In 1900, Chicago was the city with the second-highest number of Swedes after Stockholm, back in Sweden. 

Swedes were also highly present in New York, with Swedish mariners there overseeing the import of Swedish iron. In fact, the name Bronx is named for settler Jonas Bronck.

A group of 51 Swedish settlers established another New Sweden, this time in Maine, which later expanded into several settlements named after cities back home, including Stockholm, Jemtland, and Westmanland.

Norwegian Arrivals

Norwegian settlers in North Dakota in 1898

The major organized immigration of Norwegians began in 1825 when sis families left Stavanger on a sloop called the Restauration, often called the Norse Mayflower, on a 14-week journey.

They created the Kendell settlement in New York that attracted further immigrants.

They were called Sloopers and created a gateway for Norwegian migrants to move into Wisconsin, Iowa, Minnesota, and the Dakotas.

Between 1825 and 1825, 800,000 Norwegians immigrated, which was about one third of Norway’s population.

Except for Ireland, no single country contributed a larger percentage of the US population than Norway.

Danish Arrivals

Photo of Danish Americans from 1897

Danish arrivals are notable because many were recent conversions to the Church of Jesus Christ of Latter-Day Saints (LDS) and made the move because they faced religious persecution back in Denmark.

Arriving in 1847, they settled in what would become Utah, making a major contribution to the Mormon community there.
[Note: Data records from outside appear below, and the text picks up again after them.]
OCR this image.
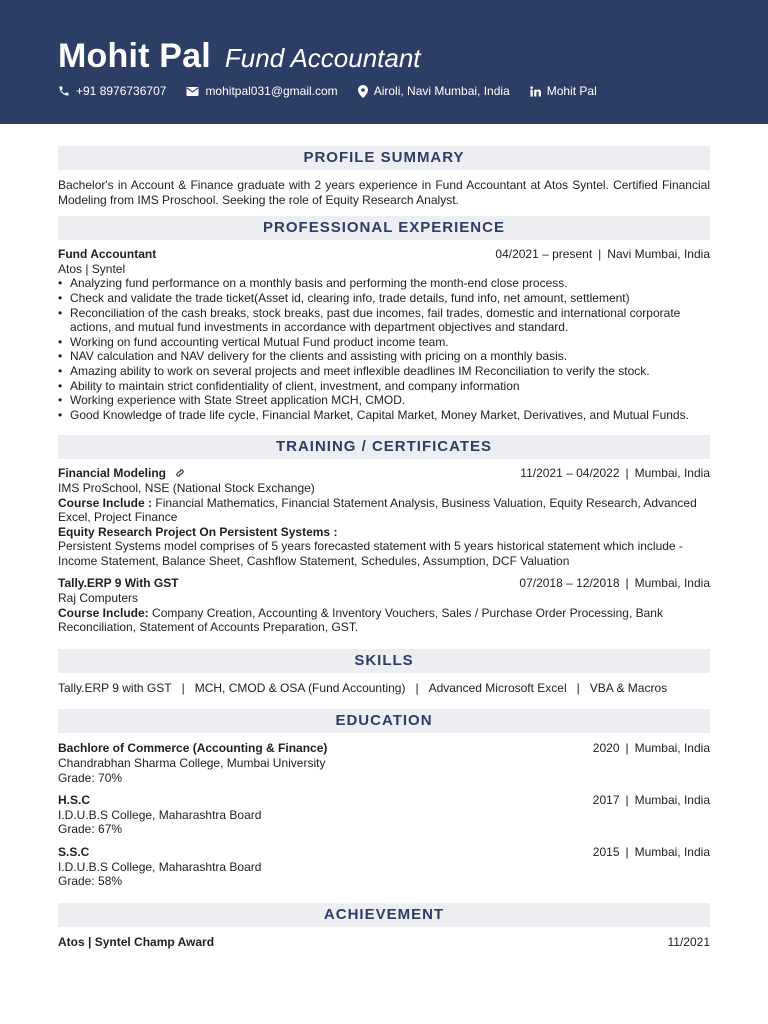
Mohit Pal Fund Accountant
+91 8976736707	mohitpal031@gmail.com	Airoli, Navi Mumbai, India	Mohit Pal
PROFILE SUMMARY

Bachelor's in Account & Finance graduate with 2 years experience in Fund Accountant at Atos Syntel. Certified Financial Modeling from IMS Proschool. Seeking the role of Equity Research Analyst.

PROFESSIONAL EXPERIENCE
Fund Accountant	04/2021 – present | Navi Mumbai, India
Atos | Syntel
• Analyzing fund performance on a monthly basis and performing the month-end close process.
• Check and validate the trade ticket(Asset id, clearing info, trade details, fund info, net amount, settlement)
• Reconciliation of the cash breaks, stock breaks, past due incomes, fail trades, domestic and international corporate actions, and mutual fund investments in accordance with department objectives and standard.
• Working on fund accounting vertical Mutual Fund product income team.
• NAV calculation and NAV delivery for the clients and assisting with pricing on a monthly basis.
• Amazing ability to work on several projects and meet inflexible deadlines IM Reconciliation to verify the stock.
• Ability to maintain strict confidentiality of client, investment, and company information
• Working experience with State Street application MCH, CMOD.
• Good Knowledge of trade life cycle, Financial Market, Capital Market, Money Market, Derivatives, and Mutual Funds.
TRAINING / CERTIFICATES
Financial Modeling	11/2021 – 04/2022 | Mumbai, India
IMS ProSchool, NSE (National Stock Exchange)
Course Include : Financial Mathematics, Financial Statement Analysis, Business Valuation, Equity Research, Advanced Excel, Project Finance
Equity Research Project On Persistent Systems :
Persistent Systems model comprises of 5 years forecasted statement with 5 years historical statement which include - Income Statement, Balance Sheet, Cashflow Statement, Schedules, Assumption, DCF Valuation
Tally.ERP 9 With GST	07/2018 – 12/2018 | Mumbai, India
Raj Computers
Course Include: Company Creation, Accounting & Inventory Vouchers, Sales / Purchase Order Processing, Bank Reconciliation, Statement of Accounts Preparation, GST.
SKILLS
Tally.ERP 9 with GST | MCH, CMOD & OSA (Fund Accounting) | Advanced Microsoft Excel | VBA & Macros
EDUCATION
Bachlore of Commerce (Accounting & Finance)	2020 | Mumbai, India
Chandrabhan Sharma College, Mumbai University
Grade: 70%
H.S.C	2017 | Mumbai, India
I.D.U.B.S College, Maharashtra Board
Grade: 67%
S.S.C	2015 | Mumbai, India
I.D.U.B.S College, Maharashtra Board
Grade: 58%
ACHIEVEMENT
Atos | Syntel Champ Award	11/2021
An estimated 17,000 Danish Mormons came to the United States between 1849 and 1904.

Becoming Scandinavian Americans

A group of Norwegian Americans protesting the German invasion of Norway in 1940

Until around 1900, there was relatively little integration between new arrivals from Scandinavia and the wider American population, so much so that they were often called “visitors” by more established Americans.

They set up their own churches and schools and had their own newspapers, all written in their native Scandinavian languages, which were widely spoken.

Things began to change around 1900 when American-born Scandinavians came of age and assumed positions of power in their communities.

The children of farmers, this new generation was mostly white-collar professionals with a better grasp of the English language.

Nevertheless, they still celebrated and even idealized their Scandinavian roots, giving rise to many of the Nordic societies common in the U.S. today.

There were dedicated publications such as Valkyrian in New York and Hemlandet (Homeland) in Chicago that celebrated Scandinavian culture.

Proper integration only really began after World War I, when the United States enjoyed a nationalist era that celebrated distinctly American culture and was suspicious of outsiders.

This is when many immigrants from all cultures started to speak English in their churches and schools and even Anglicized their names to better integrate into the American community.